Feijoada is a traditional bean and meat stew that is widely popular in Portugal and Brazil. The dish gets its name from feijão, the Portuguese word for “beans.” Feijoada is made with either beef or pork, which may be fresh or salt-cured. The beans used may be white beans, red kidney beans or black turtle beans.
Pronounced “fay’-zho-ah’-dah,” the dish originated in Portugal, especially in the Estremadura, Beira and Trás-os-Montes regions. Due to Portuguese colonial influences in the New World, feijoada was later introduced to Brazil. There, it became so popular that it is now considered the national dish of that country.
Feijoada is similar to European bean-based stews such as French cassoulet, Italian ribollita and Spanish fabada. With its humble ingredients and rustic presentation, feijoada was originally regarded as peasant food. It was a favorite among African slaves in Brazil and other Portuguese colonies. Since the 19th century, however, feijoada has been served in fine restaurants, often as a lunch special.
Traditional feijoada is cooked in a heavy clay pot. To tenderize the meat and fully integrate the beans with the other components, the ingredients must be slow-cooked over the course of several hours. The result is a thick, hearty stew with a rich, savory flavor.
The ingredients used to prepare feijoada vary according to the country and region of origin. In Portugal, the stew is made with fresh pork or beef and, in some recipes, with sausages. In the Portuguese coastal regions, it is made with white beans; in the inland regions, it is made with red kidney beans.

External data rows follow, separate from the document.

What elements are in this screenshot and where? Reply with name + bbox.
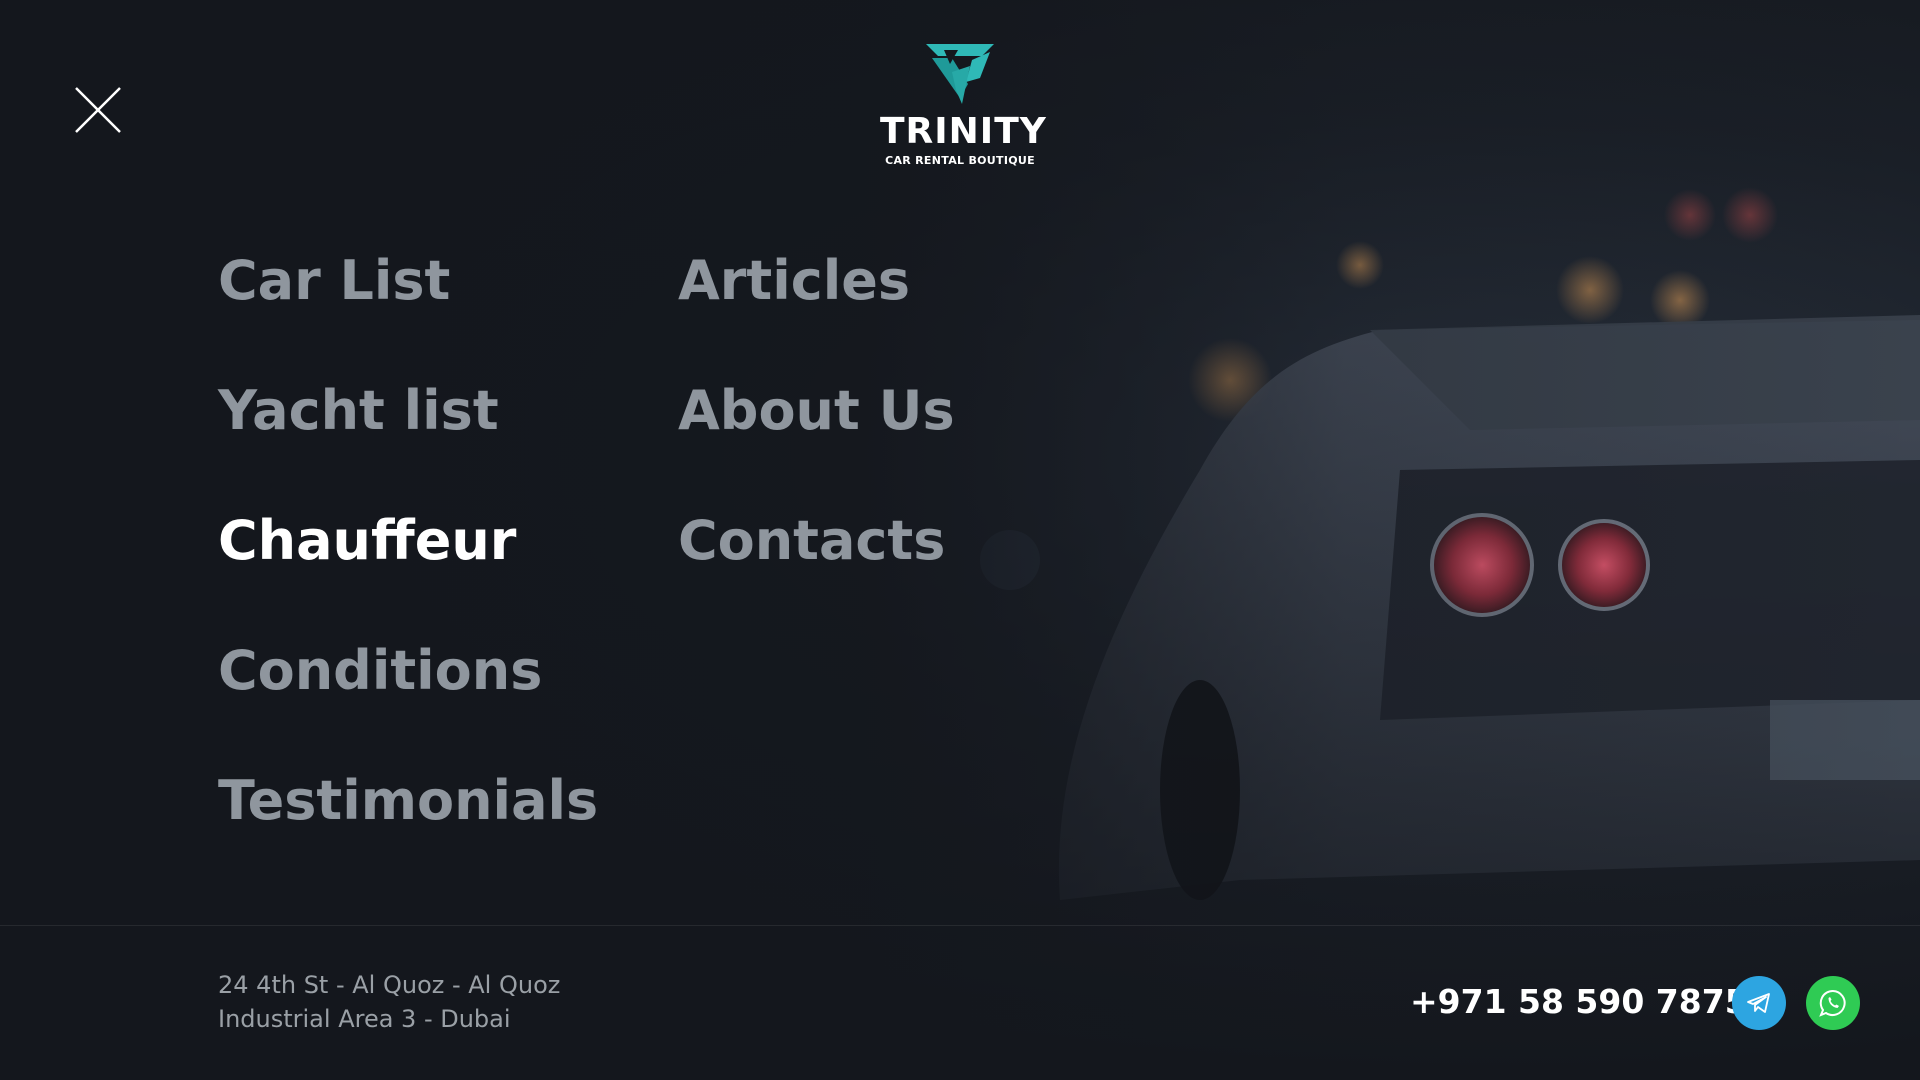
menu-item-conditions[interactable]: Conditions	[218, 638, 542, 704]
whatsapp-icon	[1819, 989, 1846, 1017]
menu-item-label: Yacht list	[218, 379, 499, 442]
menu-overlay-page: TRINITY CAR RENTAL BOUTIQUE Car List Yac…	[0, 0, 1920, 1080]
menu-item-label: Contacts	[678, 509, 946, 572]
telegram-button[interactable]	[1732, 976, 1786, 1030]
menu-item-label: About Us	[678, 379, 955, 442]
telegram-icon	[1747, 993, 1770, 1013]
menu-item-about-us[interactable]: About Us	[678, 378, 955, 444]
logo[interactable]: TRINITY CAR RENTAL BOUTIQUE	[880, 38, 1047, 167]
menu-item-testimonials[interactable]: Testimonials	[218, 768, 598, 834]
close-menu-button[interactable]	[72, 84, 124, 136]
phone-link[interactable]: +971 58 590 7875	[1410, 980, 1748, 1024]
menu-item-articles[interactable]: Articles	[678, 248, 910, 314]
menu-item-contacts[interactable]: Contacts	[678, 508, 945, 574]
logo-name: TRINITY	[880, 111, 1047, 152]
menu-item-label: Testimonials	[218, 769, 599, 832]
close-icon	[75, 87, 121, 133]
trinity-logo-mark-icon	[926, 44, 994, 104]
address-line-1: 24 4th St - Al Quoz - Al Quoz	[218, 971, 561, 999]
whatsapp-button[interactable]	[1806, 976, 1860, 1030]
logo-tagline: CAR RENTAL BOUTIQUE	[885, 154, 1035, 167]
menu-item-chauffeur[interactable]: Chauffeur	[215, 508, 533, 574]
menu-item-label: Conditions	[218, 639, 543, 702]
menu-item-label: Articles	[678, 249, 911, 312]
footer-divider	[0, 925, 1920, 926]
menu-item-yacht-list[interactable]: Yacht list	[218, 378, 499, 444]
menu-item-label: Chauffeur	[218, 509, 517, 572]
menu-item-label: Car List	[218, 249, 451, 312]
address-line-2: Industrial Area 3 - Dubai	[218, 1005, 511, 1033]
menu-item-car-list[interactable]: Car List	[218, 248, 450, 314]
address: 24 4th St - Al Quoz - Al Quoz Industrial…	[218, 968, 560, 1036]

Other ingredients may include vegetables such as tomatoes, carrots and cabbage, along with aromatic flavoring agents such as onions, garlic and bay leaves.
In Brazil, feijoada is prepared with salted pork or beef such as bacon, ham, smoked sausages or beef jerky. It may even be made with variety meats such as feet, ears and tails. Black turtle beans are most commonly used in Brazilian feijoada.
Side dishes for feijoada also vary according to country or region of origin. In Portugal, it is typically served with rice and assorted sausages. As a condiment, a hot sauce such as piri-piri may be served on the side. In Brazil, it is served with both rice and farofa, a dish made with toasted cassava flour. Collard greens, sliced oranges and fried bananas may also be served as accompaniments for Brazilian feijoada.